The laminations 20 have a generally circular contour and are symmetrical with respect to each of two mutually perpendicular planes P and Q containing the axis of the machine.
The lamination stack includes parts 30 each crossed by a hole 31 opening via a passage laterally outwardly, braces 33 being engaged in these holes 31 and welded to the laminations via said passages, the holes 31 being located between the fins 100. The lamination stack of the stator is thus mounted by inserting four steel braces 33 into the holes 31, which are then welded completely along said passages.
The lamination 20 is preferably manufactured in a monolithic manner by cutting a strip with the final shape thereof, but, in an alternative, the stack 10 is formed by winding, on itself, a chain of sectors or by assembling sectors (each forming ¼ or ⅛ of a complete lamination) for extremely large machines. The use of sector lamination is advantageous for this type of electrical machine.
The braces 33 are possibly used for assembling the stack 10 with front and rear flanges of the machine.
The laminations 20 may also be assembled to one another by stapling, in a manner known per se.
Of course, the invention is not limited to the examples which have just been described.
The machine may include a fan rotated by the shaft of the machine, such that the channels 110 are crossed by a forced circulation of air during the operation of the machine. It is also possible to mount a motor-driven fan inside the machine in order to provide the cooling over the entire range of operation.

Claims

1. A rotary electrical machine comprising a stator, this stator comprising a magnetic lamination stack consisting of at least one first sub-stack and of at least one second sub-stack adjacent to the first sub-stack, the laminations of the first and second sub-stacks each comprising at least one fin formed at the periphery of the corresponding lamination, the fins of two consecutive sub-stacks being angularly offset with respect to one another, such as to create a disruption of the flow of a cooling fluid between the fins at the transition between the first and second sub-stack, the machine further comprising a housing at least partially covering the lamination stack,

the housing comprising a metal sheet wound around the stack of magnetic laminations of the stator.
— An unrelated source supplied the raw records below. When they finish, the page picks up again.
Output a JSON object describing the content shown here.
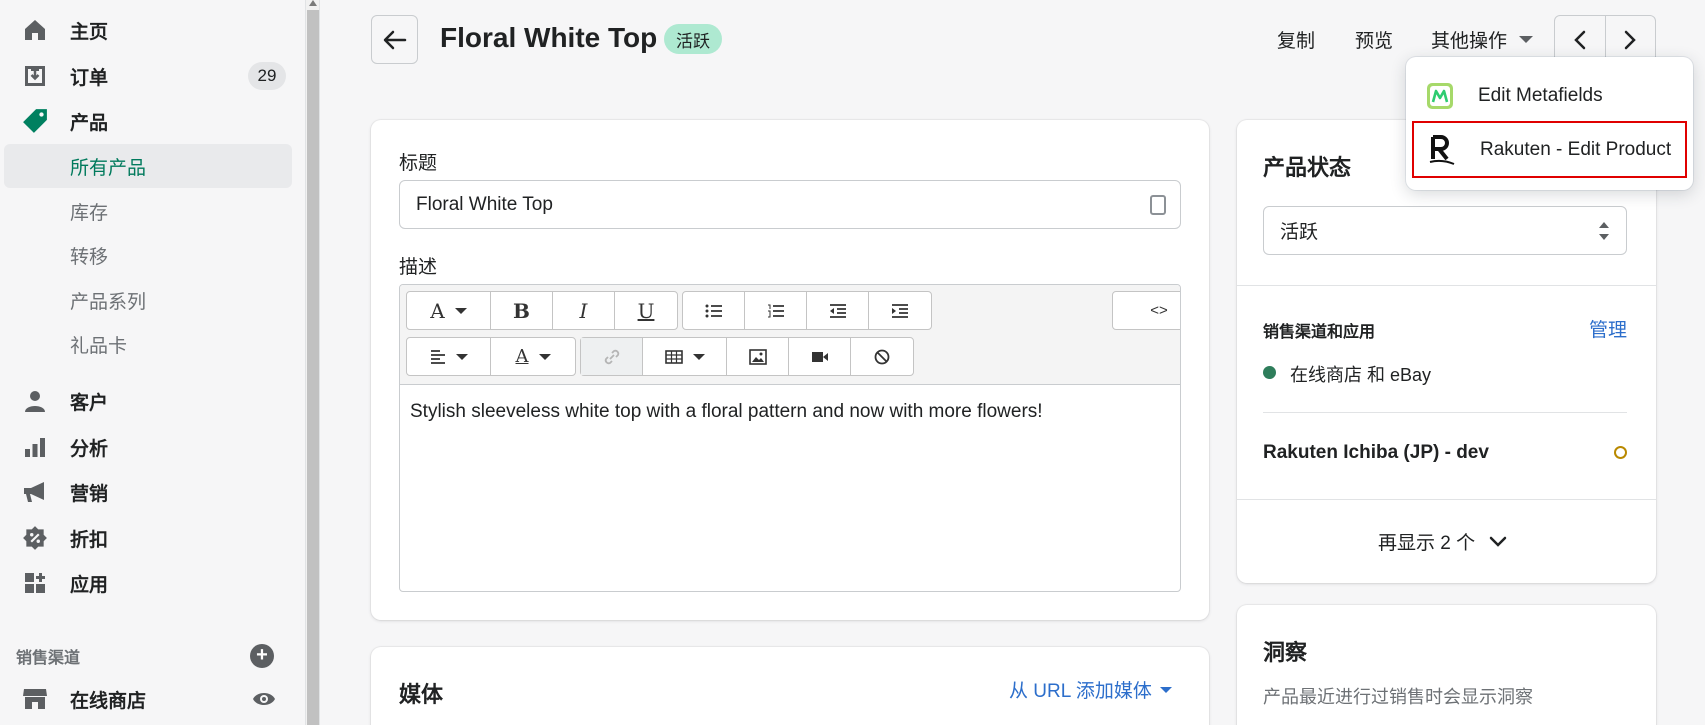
{
  "sidebar": {
    "home": "主页",
    "orders": "订单",
    "orders_count": "29",
    "products": "产品",
    "sub": {
      "all_products": "所有产品",
      "inventory": "库存",
      "transfers": "转移",
      "collections": "产品系列",
      "gift_cards": "礼品卡"
    },
    "customers": "客户",
    "analytics": "分析",
    "marketing": "营销",
    "discounts": "折扣",
    "apps": "应用",
    "sales_channels": "销售渠道",
    "online_store": "在线商店"
  },
  "header": {
    "title": "Floral White Top",
    "status": "活跃",
    "duplicate": "复制",
    "preview": "预览",
    "more_actions": "其他操作"
  },
  "dropdown": {
    "items": [
      {
        "label": "Edit Metafields",
        "icon": "metafields-app-icon"
      },
      {
        "label": "Rakuten - Edit Product",
        "icon": "rakuten-r-icon"
      }
    ]
  },
  "product_form": {
    "title_label": "标题",
    "title_value": "Floral White Top",
    "description_label": "描述",
    "description_value": "Stylish sleeveless white top with a floral pattern and now with more flowers!",
    "source_button": "<>"
  },
  "media": {
    "heading": "媒体",
    "add_from_url": "从 URL 添加媒体"
  },
  "status_card": {
    "heading": "产品状态",
    "select_value": "活跃",
    "channels_label": "销售渠道和应用",
    "manage": "管理",
    "channel_online": "在线商店 和 eBay",
    "rakuten_channel": "Rakuten Ichiba (JP) - dev",
    "show_more": "再显示 2 个"
  },
  "insights": {
    "heading": "洞察",
    "text": "产品最近进行过销售时会显示洞察"
  },
  "colors": {
    "accent_green": "#007a5c",
    "link_blue": "#2c6ecb",
    "status_green": "#2e7d5b",
    "pending_orange": "#b98900",
    "highlight_red": "#e00000"
  }
}
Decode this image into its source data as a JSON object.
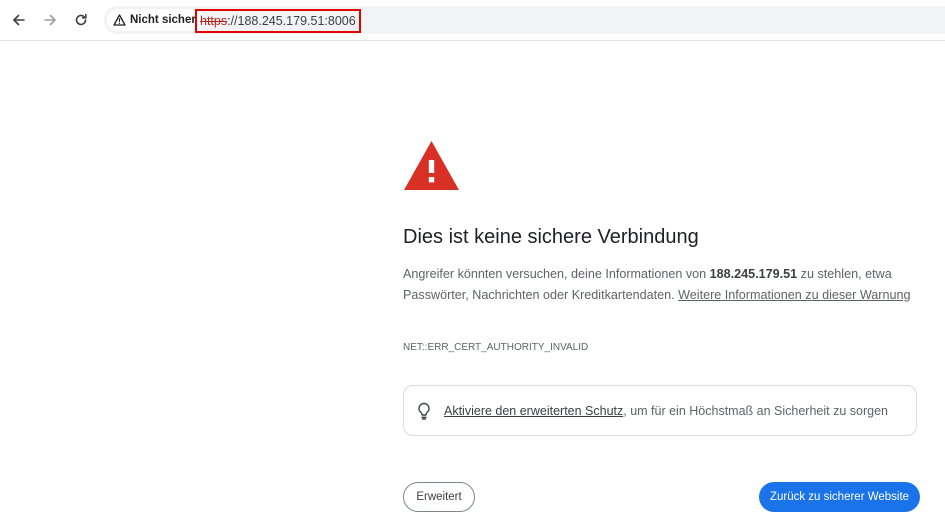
{
  "browser": {
    "back_icon": "arrow-left-icon",
    "forward_icon": "arrow-right-icon",
    "reload_icon": "reload-icon",
    "security_chip": {
      "icon": "warning-triangle-icon",
      "label": "Nicht sicher"
    },
    "url": {
      "scheme": "https",
      "rest": "://188.245.179.51:8006"
    }
  },
  "interstitial": {
    "icon": "warning-triangle-icon",
    "icon_color": "#d93025",
    "title": "Dies ist keine sichere Verbindung",
    "body_pre": "Angreifer könnten versuchen, deine Informationen von ",
    "body_host": "188.245.179.51",
    "body_post": " zu stehlen, etwa Passwörter, Nachrichten oder Kreditkartendaten. ",
    "learn_more_link": "Weitere Informationen zu dieser Warnung",
    "error_code": "NET::ERR_CERT_AUTHORITY_INVALID",
    "enhanced_protection": {
      "icon": "lightbulb-icon",
      "link": "Aktiviere den erweiterten Schutz",
      "text": ", um für ein Höchstmaß an Sicherheit zu sorgen"
    },
    "advanced_button": "Erweitert",
    "back_button": "Zurück zu sicherer Website",
    "primary_color": "#1a73e8"
  }
}
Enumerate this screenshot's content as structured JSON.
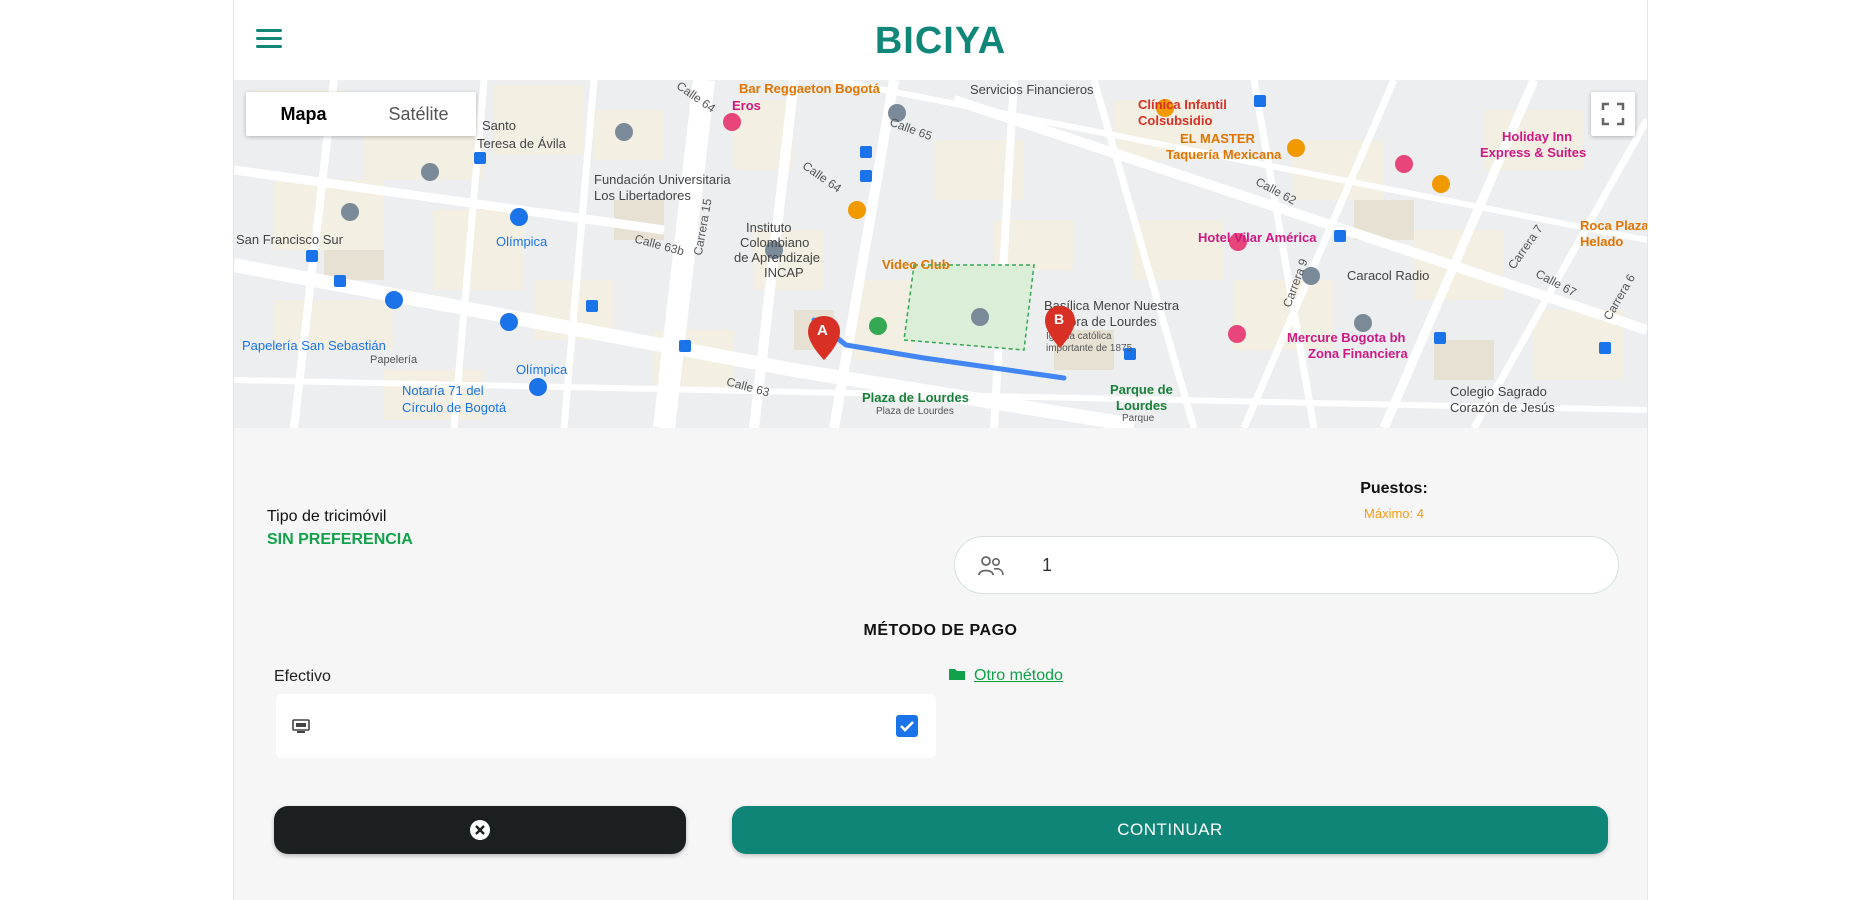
{
  "header": {
    "brand": "BICIYA"
  },
  "map": {
    "toggle": [
      "Mapa",
      "Satélite"
    ],
    "pois": {
      "bar_reggaeton": "Bar Reggaeton Bogotá",
      "eros": "Eros",
      "servicios": "Servicios Financieros",
      "clinica": "Clínica Infantil",
      "colsubsidio": "Colsubsidio",
      "el_master": "EL MASTER",
      "taqueria": "Taquería Mexicana",
      "holiday": "Holiday Inn",
      "express": "Express & Suites",
      "teresa": "Teresa de Ávila",
      "santo": "Santo",
      "fundacion": "Fundación Universitaria",
      "libertadores": "Los Libertadores",
      "instituto": "Instituto",
      "colombiano": "Colombiano",
      "aprendizaje": "de Aprendizaje",
      "incap": "INCAP",
      "video_club": "Video Club",
      "olimpica1": "Olímpica",
      "san_francisco": "San Francisco Sur",
      "hotel_vilar": "Hotel Vilar América",
      "roca": "Roca Plaza",
      "helado": "Helado",
      "caracol": "Caracol Radio",
      "basilica": "Basílica Menor Nuestra",
      "senora": "Señora de Lourdes",
      "iglesia": "Iglesia católica",
      "importante": "importante de 1875",
      "papeleria": "Papelería San Sebastián",
      "papeleria_sub": "Papelería",
      "olimpica2": "Olímpica",
      "mercure": "Mercure Bogota bh",
      "zona": "Zona Financiera",
      "notaria": "Notaría 71 del",
      "circulo": "Círculo de Bogotá",
      "plaza": "Plaza de Lourdes",
      "plaza_sub": "Plaza de Lourdes",
      "parque": "Parque de",
      "parque2": "Lourdes",
      "parque_sub": "Parque",
      "colegio": "Colegio Sagrado",
      "corazon": "Corazón de Jesús"
    },
    "streets": {
      "calle64_top": "Calle 64",
      "calle65": "Calle 65",
      "calle64": "Calle 64",
      "calle63b": "Calle 63b",
      "calle63": "Calle 63",
      "calle62": "Calle 62",
      "calle67": "Calle 67",
      "carrera15": "Carrera 15",
      "carrera9": "Carrera 9",
      "carrera7": "Carrera 7",
      "carrera6": "Carrera 6"
    },
    "markers": {
      "a": "A",
      "b": "B"
    }
  },
  "form": {
    "tipo_label": "Tipo de tricimóvil",
    "tipo_value": "SIN PREFERENCIA",
    "puestos_label": "Puestos:",
    "puestos_max": "Máximo: 4",
    "puestos_value": "1",
    "metodo_title": "MÉTODO DE PAGO",
    "efectivo_label": "Efectivo",
    "efectivo_checked": true,
    "otro_metodo": "Otro método"
  },
  "buttons": {
    "continue_label": "CONTINUAR"
  },
  "colors": {
    "brand": "#11877a",
    "continue": "#0f8577",
    "cancel": "#1b1f20",
    "accent_green": "#11a14a",
    "warning": "#f39c12",
    "checkbox": "#1a73e8"
  }
}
2. The electrical machine as claimed in claim 1, not having a frame.

3. The electrical machine as claimed in claim 1, comprising channels provided between the fins.

4. The electrical machine as claimed in claim 1, not having closed channels.

5. The electrical machine as claimed in claim 1, the laminations of the sub-stacks being identical but angularly offset with respect to one another from one sub-stack to another by an angle of 360°/n about the axis of the machine, wherein n is a non-zero integer, the laminations being asymmetric by a rotation of 360°/n such that the fins of the laminations offset in this manner create said disruption of the flow at the transition between the sub-stacks.

6. The electrical machine as claimed in claim 1, the laminations of the first and second sub-stacks differing from one another only through the position of the fins.

7. The machine as claimed in claim 1, the fins of the laminations of the first and second sub-stacks being offset by at least 1 mm.

8. The machine as claimed in claim 1, comprising an alternation of at least two first sub-stacks and two second sub-stacks.

9. The machine as claimed in claim 1, at least one of the fins of a sub-stack being positioned between two fins of the adjacent sub-stack, such that a channel running through a sub-stack opens into two channels of the adjacent sub-stack.

10. The machine as claimed in claim 1, the laminations having a generally circular contour.

11. The machine as claimed in claim 1, each sub-stack comprising between 35 and 104 laminations.

12. The machine as claimed in claim 1, the lamination stack comprising holes opening via a passage laterally outwardly, braces being engaged in these holes and welded to the laminations via said passages.

13. The machine as claimed in claim 1, being mounted in an cantilever manner on a member to be driven or driving member.